L’arrestation, le miroir et la Femen

Neda Topaloski a plaidé non coupable aux accusations de méfait et de trouble de l’ordre public pour son action lors des festivités du Grand Prix, en 2015.
Photo: Paul Chiasson La Presse canadienne Neda Topaloski a plaidé non coupable aux accusations de méfait et de trouble de l’ordre public pour son action lors des festivités du Grand Prix, en 2015.

La politique est aussi faite de représentation. Les féministes du mouvement Femen pratiquent leur action politique spectaculairement. Et quand elles se donnent en action sur la scène du monde, évidemment, c’est dans l’espoir que la démonstration frappe fort, y compris médiatiquement.

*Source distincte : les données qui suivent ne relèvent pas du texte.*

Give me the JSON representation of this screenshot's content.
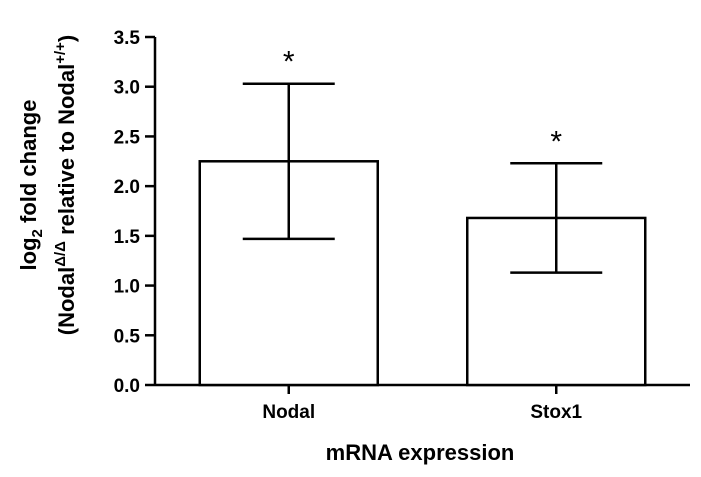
{
  "chart_data": {
    "type": "bar",
    "categories": [
      "Nodal",
      "Stox1"
    ],
    "values": [
      2.25,
      1.68
    ],
    "errors": [
      {
        "low": 1.47,
        "high": 3.03
      },
      {
        "low": 1.13,
        "high": 2.23
      }
    ],
    "annotations": [
      "*",
      "*"
    ],
    "xlabel": "mRNA expression",
    "ylabel": {
      "line1_base": "log",
      "line1_sub": "2",
      "line1_rest": " fold change",
      "line2_open": "(Nodal",
      "line2_sup1": "Δ/Δ",
      "line2_mid": " relative to Nodal",
      "line2_sup2": "+/+",
      "line2_close": ")"
    },
    "ylim": [
      0,
      3.5
    ],
    "yticks": [
      "0.0",
      "0.5",
      "1.0",
      "1.5",
      "2.0",
      "2.5",
      "3.0",
      "3.5"
    ],
    "grid": false,
    "bar_fill": "#ffffff",
    "stroke_color": "#000000"
  }
}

Deux membres de la branche québécoise ont à nouveau frappé un coup d’éclat en marge du Grand Prix du Canada à Montréal le 4 juin 2015. Le duo a profité de l’exposition de bolides de course rue Crescent pour dénoncer l’exploitation sexuelle des femmes par et pendant l’événement sociosportif en criant (en anglais) que Montréal n’est pas un bordel. Fidèles à la tradition du groupe fondé en Ukraine en 2008, elles étaient seins nus, avec un slogan écrit sur le corps. Cette fois, le texte badigeonné déclarait que « L’esclavage n’est pas un choix. »

La Femen Rocio Valencia a été vite arraisonnée. Sa camarade Neda Topaloski s’est couchée sur une voiture de luxe. Plusieurs caméras ont capté son intervention et son arrestation. Sur un extrait tourné par TVA, on entend Louis Bordeleau, directeur technique du kiosque ciblé, visiblement outré, déclarer que « le char vaut plus cher qu’elle ».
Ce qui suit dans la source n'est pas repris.